Kelompok Konstituen Sebagai Daya Dukung Upaya Pencegahan Kekerasan Terhadap Perempuan Dan Anak Di Kabupaten Lombok Timur

Kasus kekerasan terhadap perempuan dan anak di Kabupaten Lombok Timur masih menjadi permasalahan dan menjadi tantangan dalam pembangunan. Berdasarkan data yang dirilis oleh Simfoni PPA (25/2/23), Kabupaten Lombok Timur masih menempati daerah dengan kasus kekerasan terhadap perempuan dan anak paling banyak diantara 10 daerah kabupaten/kota se-Provinsi Nusa Tenggara Barat (NTB), yaitu mencapai 46 kasus atau 35 persen dari 130 total kasus se-NTB. Setahun sebelumnya daerah ini juga mencatat 228 kasus kekerasan terhadap perempuan dan anak atau 23 persen dari 983 kasus yang terjadi se-NTB.

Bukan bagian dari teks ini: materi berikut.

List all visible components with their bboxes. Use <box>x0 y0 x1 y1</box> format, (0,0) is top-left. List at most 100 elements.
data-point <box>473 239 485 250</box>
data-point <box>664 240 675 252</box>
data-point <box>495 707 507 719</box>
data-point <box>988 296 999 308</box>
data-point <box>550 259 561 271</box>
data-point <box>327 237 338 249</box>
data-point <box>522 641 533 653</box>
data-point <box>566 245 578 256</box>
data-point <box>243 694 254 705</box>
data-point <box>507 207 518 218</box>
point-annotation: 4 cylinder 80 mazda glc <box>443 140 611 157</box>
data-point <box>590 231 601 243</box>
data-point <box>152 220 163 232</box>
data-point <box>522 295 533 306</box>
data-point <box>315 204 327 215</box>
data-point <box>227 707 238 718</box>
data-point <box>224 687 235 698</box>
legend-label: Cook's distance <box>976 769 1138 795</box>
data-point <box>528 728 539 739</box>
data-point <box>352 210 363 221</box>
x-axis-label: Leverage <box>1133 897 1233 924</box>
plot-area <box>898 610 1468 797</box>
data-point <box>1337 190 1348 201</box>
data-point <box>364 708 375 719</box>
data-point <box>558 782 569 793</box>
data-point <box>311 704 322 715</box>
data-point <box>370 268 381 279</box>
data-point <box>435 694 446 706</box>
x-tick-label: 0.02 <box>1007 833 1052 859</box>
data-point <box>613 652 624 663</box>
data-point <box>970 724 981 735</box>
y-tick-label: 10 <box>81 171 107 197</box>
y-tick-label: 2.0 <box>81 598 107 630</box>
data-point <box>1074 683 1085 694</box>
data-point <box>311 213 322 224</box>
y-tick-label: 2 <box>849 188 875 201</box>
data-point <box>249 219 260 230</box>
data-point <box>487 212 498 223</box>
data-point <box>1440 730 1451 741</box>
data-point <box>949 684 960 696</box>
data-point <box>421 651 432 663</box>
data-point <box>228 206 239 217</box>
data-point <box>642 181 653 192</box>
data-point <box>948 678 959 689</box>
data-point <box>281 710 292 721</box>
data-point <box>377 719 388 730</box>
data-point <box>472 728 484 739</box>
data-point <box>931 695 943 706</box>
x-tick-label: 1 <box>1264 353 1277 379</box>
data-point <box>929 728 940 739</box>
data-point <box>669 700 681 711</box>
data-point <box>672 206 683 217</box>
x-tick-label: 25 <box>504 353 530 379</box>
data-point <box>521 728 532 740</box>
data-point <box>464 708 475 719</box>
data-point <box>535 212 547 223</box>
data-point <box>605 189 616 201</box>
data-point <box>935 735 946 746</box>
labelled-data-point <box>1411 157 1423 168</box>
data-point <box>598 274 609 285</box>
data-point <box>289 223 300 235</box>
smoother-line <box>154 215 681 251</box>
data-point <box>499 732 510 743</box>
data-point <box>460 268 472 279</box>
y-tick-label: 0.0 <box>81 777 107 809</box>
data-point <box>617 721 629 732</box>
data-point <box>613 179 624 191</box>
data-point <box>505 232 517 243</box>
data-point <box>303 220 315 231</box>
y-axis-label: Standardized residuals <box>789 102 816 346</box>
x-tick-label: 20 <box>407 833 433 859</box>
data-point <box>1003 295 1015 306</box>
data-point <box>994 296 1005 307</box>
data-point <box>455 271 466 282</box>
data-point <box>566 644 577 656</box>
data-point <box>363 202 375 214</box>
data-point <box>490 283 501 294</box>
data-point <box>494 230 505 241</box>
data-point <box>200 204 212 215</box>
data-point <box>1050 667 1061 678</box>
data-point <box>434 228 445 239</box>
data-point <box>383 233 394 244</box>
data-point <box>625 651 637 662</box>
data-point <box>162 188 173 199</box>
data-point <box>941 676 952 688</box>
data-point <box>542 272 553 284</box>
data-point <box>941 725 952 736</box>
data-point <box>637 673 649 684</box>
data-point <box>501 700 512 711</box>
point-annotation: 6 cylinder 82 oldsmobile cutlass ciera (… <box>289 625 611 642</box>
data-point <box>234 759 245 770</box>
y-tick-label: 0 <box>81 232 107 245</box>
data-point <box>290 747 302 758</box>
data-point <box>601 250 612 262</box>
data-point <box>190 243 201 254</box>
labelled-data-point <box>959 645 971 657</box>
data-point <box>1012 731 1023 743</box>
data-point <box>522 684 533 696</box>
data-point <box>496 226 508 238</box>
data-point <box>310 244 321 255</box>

Sedangkan berdasarkan data dari Unit Pelaksana Teknis Daerah Perlindungan Perempuan dan Anak (UPTD PPA) Dinas Pemberdayaan Perempuan Perlindungan Anak dan Keluarga Berencana (DP3AKB) Kabupaten Lombok Timur, kasus kekerasan terhadap perempuan dan anak tahun 2022 mencapai 227 kasus. Jumlah kasus kekerasan ini lebih rendah dibandingkan tahun sebelumnya yang mencapai 541 kasus. Situasi dan kondisi ini memberikan gambaran mengenai perempuan dan anak di Kabupaten Lombok Timur masih belum aman dan sangat rentan untuk mengalami berbagai bentuk tindakan kekerasan.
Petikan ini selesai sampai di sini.